Leggo da Punto.com di giovedì scorso che il preside della Facoltà di Scienze della Comunicazione dell’università La Sapienza di Roma, Domenico De Masi, si è dimesso.
De Masi è quel simpaticissimo signore con occhi vispi e barba bianca che scrive libri dai titoli accattivanti L’ozio creativo, La fantasia e la concretezza, Non c’è progresso senza felicità. Libri pieni di idee condivisibili e intelligenti, a volte talmente ovvie – in senso buono – che non si capisce perché le aziende fanno esattamente e regolarmente il contrario.

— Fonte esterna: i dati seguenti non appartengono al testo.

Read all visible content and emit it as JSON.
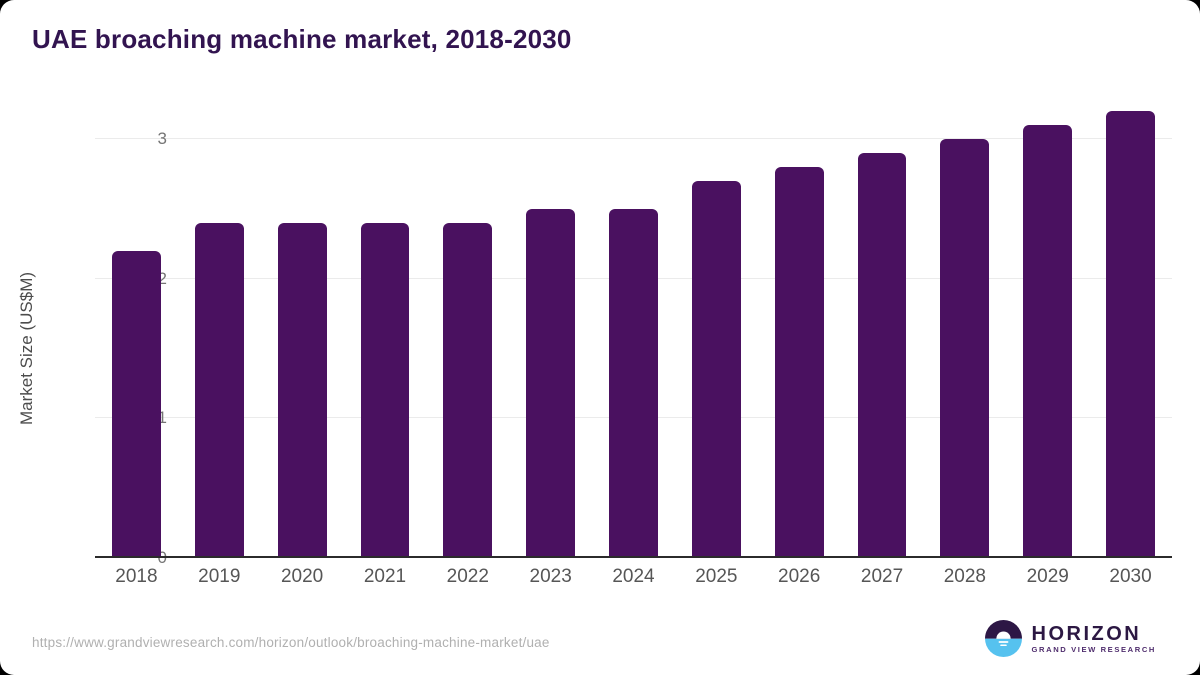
{
  "header": {
    "title": "UAE broaching machine market, 2018-2030"
  },
  "chart_data": {
    "type": "bar",
    "categories": [
      "2018",
      "2019",
      "2020",
      "2021",
      "2022",
      "2023",
      "2024",
      "2025",
      "2026",
      "2027",
      "2028",
      "2029",
      "2030"
    ],
    "values": [
      2.2,
      2.4,
      2.4,
      2.4,
      2.4,
      2.5,
      2.5,
      2.7,
      2.8,
      2.9,
      3.0,
      3.1,
      3.2
    ],
    "title": "UAE broaching machine market, 2018-2030",
    "xlabel": "",
    "ylabel": "Market Size (US$M)",
    "ylim": [
      0,
      3.3
    ],
    "yticks": [
      0,
      1,
      2,
      3
    ],
    "grid": "horizontal",
    "legend": "none"
  },
  "colors": {
    "bar_color": "#4a1160",
    "title_color": "#321450",
    "grid_color": "#ebebeb",
    "baseline_color": "#2b2b2b",
    "tick_color": "#757575",
    "card_bg": "#ffffff",
    "logo_dark": "#2d1745",
    "logo_blue": "#56c2ef"
  },
  "footer": {
    "source_url": "https://www.grandviewresearch.com/horizon/outlook/broaching-machine-market/uae",
    "logo": {
      "brand": "HORIZON",
      "sub_brand": "GRAND VIEW RESEARCH",
      "icon": "sunset-circle-icon"
    }
  }
}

Comunque, De Masi si è dimesso perché non ha abbastanza mezzi, strutture e soldi per far studiare decentemente i suoi studenti. La cosa che mi ha atterrita è stato leggere il numero degli studenti di Scienze della Comunicazione: 13.000 solo a Roma negli ultimi cinque anni. Se li moltiplico per il numero delle altre facoltà in giro per l’Italia, più i master post-universitari e i corsi di perfezionamento, arrivo a cifre da capogiro.
Il problema non è di avere locali per farli studiare oggi, ma di avere le aziende, le amministrazioni, i giornali, le televisioni dove farli lavorare domani. Che, temo, non ci saranno. Almeno per la maggior parte di loro. Peccato che nessuno onestamente glielo dica.
cara Luisa, non ci sono posti di lavoro per tutti i laureati in Scienze della comunicazione così come non ci sono mai stati posti di lavoro per tutti i laureati in Scienze politiche, Sociologia, Psicologia, ecc. ecc. E’ anche vero che molti laureati escono dall’università solo dopo aver completato la loro raccolta bollini (leggi: esami) ma senza aver acquisito nessun saper fare nel lavoro intellettuale. La responsabilità non è loro ma di chi permette ad una realtà così sgangherata e cialtrona di avere l’etichetta di “università”.
Corrado de Francesco
Gentile Luisa,
da universitario non posso che essere d’ accordo con quanto ha scritto; anche a informatica le cose non vanno meglio, negli ultimi anni (complice il 3+2), abbiamo assistito ad una invasione di matricole a cui è stato dato a intendere che con una laurea in informatica si diventa subito ricchi; contemporaneamente si è abbassato il livello dell’ insegnamento sempre grazie alla magica formula 3+2.
Risultato?
Sforniamo tantissimi operai specializzati e quasi più nessun laureato in grado di avere una mentalità aperta, di continuare a formarsi, di fare ricerca
Chi lo spiega a questi ragazzi che fra 10 o 15 rischiano di avere ancora le stesse mansioni di quando sono stati assunti?
O peggio di finire fuori mercato?
Chico
La realtà è che non ci sono già oggi, figuriamoci domani!